Autumn c.1950

Autumn, c.1950

Kazuo Nakamura, Autumn, c.1950
Oil on tempered hardboard, 61.1 x 48.3 cm
Art Gallery of Ontario, Toronto

Autumn appears to be Kazuo Nakamura’s first still-life painting. Created while he was a student at Central Technical School in Toronto, this work depicts a potted tree or plant sitting on a table with a view of the forest behind. Still lifes often function as bridges between the human-made and natural worlds, and here the domestic plant is juxtaposed against the wild forest.

 

As is the tradition of the still life, especially as it evolved in Europe in the seventeenth century, Nakamura’s Autumn marks the passage of time and acts as a memento mori. The seasonal reference of the title and the contrast between the foliage of the evergreens in the background and the bare branches of the potted tree in the middle ground reference the cycle of life against the backdrop of a more permanent, underlying order.

 

In fact, an odd flip is occurring here: just as in the Tashme paintings, an apparent chaos of the natural world conceals a subtle underlying structure revealed through pattern.  Yet the still life is a far more intimate expression of this theme and reflects the changes occurring in Nakamura’s life. Now settled in Toronto with his family and focusing on his chosen craft, the artist paints Autumn as something of a sigh of relief, a moment of peaceful reflection. However, the contrast between our manufactured reality and nature, between the illusion of perfection shattered by the war and what nature could offer, remains.

 

Paul Cézanne, House in Provence (Maison en Provence), c.1890, oil on canvas, 65.5 x 81.2 cm, Barnes Foundation, Philadelphia.
Kazuo Nakamura, Still-Life, 1959, oil on board, 33 x 24.1 cm, private collection.

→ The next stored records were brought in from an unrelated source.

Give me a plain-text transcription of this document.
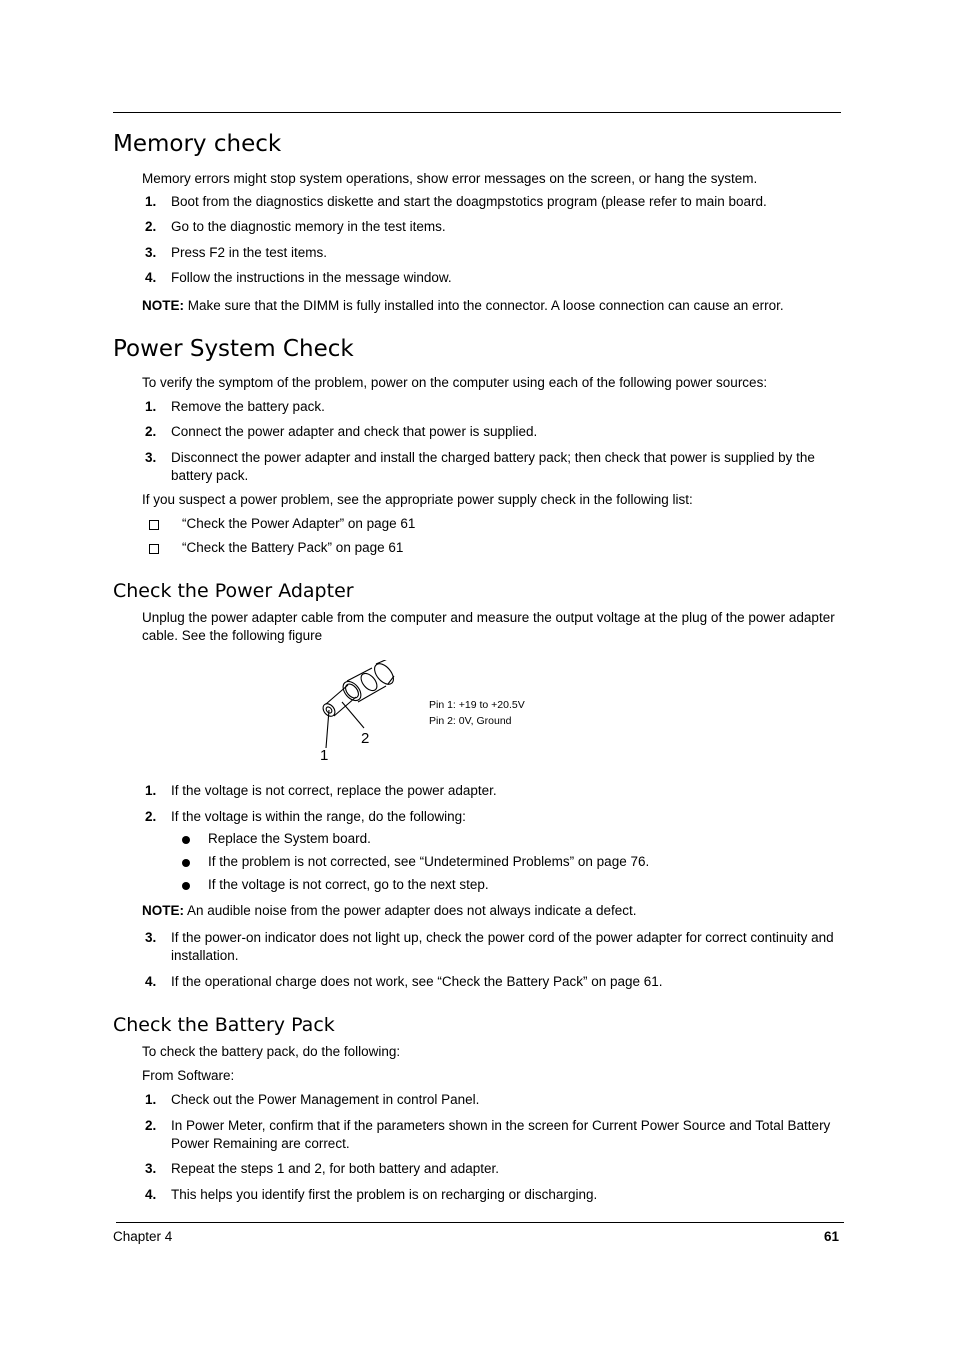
Memory check

Memory errors might stop system operations, show error messages on the screen, or hang the system.

1. Boot from the diagnostics diskette and start the doagmpstotics program (please refer to main board.
2. Go to the diagnostic memory in the test items.
3. Press F2 in the test items.
4. Follow the instructions in the message window.

NOTE: Make sure that the DIMM is fully installed into the connector. A loose connection can cause an error.

Power System Check

To verify the symptom of the problem, power on the computer using each of the following power sources:

1. Remove the battery pack.
2. Connect the power adapter and check that power is supplied.
3. Disconnect the power adapter and install the charged battery pack; then check that power is supplied by the battery pack.

If you suspect a power problem, see the appropriate power supply check in the following list:

“Check the Power Adapter” on page 61
“Check the Battery Pack” on page 61
Check the Power Adapter

Unplug the power adapter cable from the computer and measure the output voltage at the plug of the power adapter cable. See the following figure

1
2
Pin 1: +19 to +20.5V
Pin 2: 0V, Ground
1. If the voltage is not correct, replace the power adapter.
2. If the voltage is within the range, do the following:
Replace the System board.
If the problem is not corrected, see “Undetermined Problems” on page 76.
If the voltage is not correct, go to the next step.

NOTE: An audible noise from the power adapter does not always indicate a defect.

3. If the power-on indicator does not light up, check the power cord of the power adapter for correct continuity and installation.
4. If the operational charge does not work, see “Check the Battery Pack” on page 61.
Check the Battery Pack

To check the battery pack, do the following:

From Software:

1. Check out the Power Management in control Panel.
2. In Power Meter, confirm that if the parameters shown in the screen for Current Power Source and Total Battery Power Remaining are correct.
3. Repeat the steps 1 and 2, for both battery and adapter.
4. This helps you identify first the problem is on recharging or discharging.
Chapter 4	61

The wooden table on which the potted fruit tree sits is drawn along perspective lines, leading the eye from the foreground to the background. This appears to be a more controlled, measured organization than the forest behind it or the randomly extending branches of the potted tree. Yet there is a pattern to the apparent chaos of the foliage, which is evident in the very structured horizontal brushstrokes Nakamura used to paint it. The potted tree gradually blends into this mass of leaves.

 

Stylistically, the brushwork in the background recalls Paul Cézanne (1839–1906). In a letter to fellow French artist Émile Bernard on April 15, 1904, Cézanne suggested that he “deal with nature by means of the cylinder, the sphere and the cone”—in other words, that he use geometry to find order in the natural world. In Autumn, Nakamura also adopts Cézanne’s typical play between surface and depth, flatness and space. For example, he paints objects like the fruit partly in the round and partly flat.

 

Autumn also appears to reference the famous tree paintings of Piet Mondrian (1872–1944), whom Nakamura mentioned as an influence in an interview he gave in 1979.  Mondrian’s Gray Tree, 1911, for example, shows a leafless tree gradually beginning to blend with the surrounding space. This series of line works eventually led to pure abstraction in Mondrian’s Neo-Plastic compositions.

 

Nakamura continued to paint still lifes periodically throughout the 1950s and well into the 1960s, culminating in an intriguing series of works that depict mirrored objects, such as Reversed Images, 1965.